The popularity of the government’s flagship health insurance scheme Ayushman Bharat has been rapidly increasing and is equally vulnerable to frauds. Due to this, the government has to put in place extra layers of protection by using artificial intelligence (AI), monitoring utilisation trends, and forming standard treatment protocols to check irregularities which includes overcharging, wrong billing, over testing, beneficiary duplication and abuse in referral mechanism.

Till date, the scheme has touched almost 30 lakh beneficiaries within 10 months of its launch in September last year. The anti-fraud unit of the National Health Authority (NHA) - the government’s implementing agency for the scheme – is proactively distinguishing possible fraud cases and conducting detailed investigation before taking any action.

A senior official said that, the NHA has issued show-cause notices to 48 hospitals across the country out of which 31 hospitals have been suspended following a detailed investigation. The official also said that for three such cases that were confirmed as fraud, first information report (FIRs) have been filed by the State Anti Fraud Unit and they have been de-empanelled already. Action has been initiated to recover the amount which was claimed falsely by the hospitals and added penalties have been imposed as per the anti-fraud guidelines.

The irregularities detected by the anti-fraud wing of NHA includes cases like abuse of referral mechanism in a few hospitals where doctors in certain public hospitals were unlawfully issuing referral slips for a private hospital in return for financial benefits. In one more such case, the anti-fraud wing of the agency observed that the treating doctor in a public hospital was referring the case to his own private clinic even though there was no specialist available to treat the patient in the private clinic.

Another official said that such cases were detected because of strict gate keeping and were investigated without any delay and disciplinary action was taken immediately. Fraud cases can also include billing of services which were not provided or wrong coding of packages to charge a higher amount etc. To keep a check on such cases of hospitals overcharging and other related issues, NHA has introduced all-inclusive package rates.

Hospitals often abuse the pre-authorisation norm, which is meant to keep a check on claims. The pre-authorisation has to be approved within six hours of admitting and treating patients under the scheme and if the concerned authority does not approve within six hours, it is believed to be approved. Few hospitals were found initiating the process late at night when there is no one to approve.

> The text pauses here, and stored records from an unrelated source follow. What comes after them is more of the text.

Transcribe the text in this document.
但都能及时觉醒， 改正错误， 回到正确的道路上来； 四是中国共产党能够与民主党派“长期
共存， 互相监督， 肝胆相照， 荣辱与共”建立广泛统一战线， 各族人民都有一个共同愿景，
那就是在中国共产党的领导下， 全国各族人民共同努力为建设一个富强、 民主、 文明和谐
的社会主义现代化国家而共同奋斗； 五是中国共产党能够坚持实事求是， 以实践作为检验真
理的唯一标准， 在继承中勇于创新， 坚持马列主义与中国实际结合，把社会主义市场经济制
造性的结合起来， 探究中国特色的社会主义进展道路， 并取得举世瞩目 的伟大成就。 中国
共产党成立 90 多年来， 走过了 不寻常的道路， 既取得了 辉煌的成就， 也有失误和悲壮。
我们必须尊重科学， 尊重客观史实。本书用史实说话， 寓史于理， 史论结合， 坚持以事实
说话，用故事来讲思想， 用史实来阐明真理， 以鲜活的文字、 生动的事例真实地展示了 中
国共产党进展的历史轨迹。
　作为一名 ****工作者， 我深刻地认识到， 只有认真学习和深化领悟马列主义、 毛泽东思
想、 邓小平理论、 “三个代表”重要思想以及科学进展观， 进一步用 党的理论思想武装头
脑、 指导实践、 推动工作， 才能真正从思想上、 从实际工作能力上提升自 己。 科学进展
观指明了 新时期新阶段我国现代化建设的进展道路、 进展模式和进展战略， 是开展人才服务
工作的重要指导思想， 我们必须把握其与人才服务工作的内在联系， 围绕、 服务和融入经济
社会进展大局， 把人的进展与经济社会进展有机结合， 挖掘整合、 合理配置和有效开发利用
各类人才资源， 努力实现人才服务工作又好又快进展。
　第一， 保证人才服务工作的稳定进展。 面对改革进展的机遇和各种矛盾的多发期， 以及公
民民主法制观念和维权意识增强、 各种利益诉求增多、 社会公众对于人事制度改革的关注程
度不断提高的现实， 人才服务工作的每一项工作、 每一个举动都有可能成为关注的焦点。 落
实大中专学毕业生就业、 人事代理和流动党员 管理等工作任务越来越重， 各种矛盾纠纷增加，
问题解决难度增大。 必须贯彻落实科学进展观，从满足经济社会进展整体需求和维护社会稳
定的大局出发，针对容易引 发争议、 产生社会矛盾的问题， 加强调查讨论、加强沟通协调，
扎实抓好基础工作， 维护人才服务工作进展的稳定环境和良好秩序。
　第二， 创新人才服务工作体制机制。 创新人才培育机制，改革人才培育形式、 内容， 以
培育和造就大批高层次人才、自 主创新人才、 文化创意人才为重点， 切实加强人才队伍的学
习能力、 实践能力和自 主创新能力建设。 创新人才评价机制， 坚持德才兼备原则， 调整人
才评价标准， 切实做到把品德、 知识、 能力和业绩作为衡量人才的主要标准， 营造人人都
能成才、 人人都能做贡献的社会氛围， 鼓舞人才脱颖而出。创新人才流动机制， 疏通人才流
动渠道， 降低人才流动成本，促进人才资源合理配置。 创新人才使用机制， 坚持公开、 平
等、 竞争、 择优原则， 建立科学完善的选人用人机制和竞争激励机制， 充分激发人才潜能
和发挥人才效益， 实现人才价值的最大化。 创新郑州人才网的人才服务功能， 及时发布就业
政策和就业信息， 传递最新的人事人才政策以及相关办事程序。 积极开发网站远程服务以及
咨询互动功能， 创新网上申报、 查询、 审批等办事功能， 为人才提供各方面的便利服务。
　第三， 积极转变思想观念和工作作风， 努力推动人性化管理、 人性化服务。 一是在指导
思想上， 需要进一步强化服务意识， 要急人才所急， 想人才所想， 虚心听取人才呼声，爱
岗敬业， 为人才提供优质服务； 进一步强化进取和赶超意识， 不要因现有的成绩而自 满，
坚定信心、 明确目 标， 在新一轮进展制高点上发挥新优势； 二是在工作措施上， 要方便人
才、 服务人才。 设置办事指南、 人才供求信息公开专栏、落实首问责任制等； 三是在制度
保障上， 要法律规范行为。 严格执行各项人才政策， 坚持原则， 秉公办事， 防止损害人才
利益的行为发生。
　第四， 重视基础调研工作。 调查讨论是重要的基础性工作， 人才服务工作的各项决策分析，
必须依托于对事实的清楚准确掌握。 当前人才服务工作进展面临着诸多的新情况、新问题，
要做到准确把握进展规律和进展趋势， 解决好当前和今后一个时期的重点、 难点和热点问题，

To deal with this loophole, regular requests are being entertained only between 10 am and 5 pm. At other times, only emergencies will be taken into consideration. All pre-authorisation and claims transactions are carried out on-line basis for effectiveness and complete transparency.

NHA has designed IT systems and processes with checks and balances for all processes – beneficiary identification, transaction management system, funds flow, claims payment etc. NHA also maintains walking on a tightrope to strengthen the system by tightening the noose around private hospitals and insurance companies and ensuring a smooth access of health care services for beneficiaries of the scheme.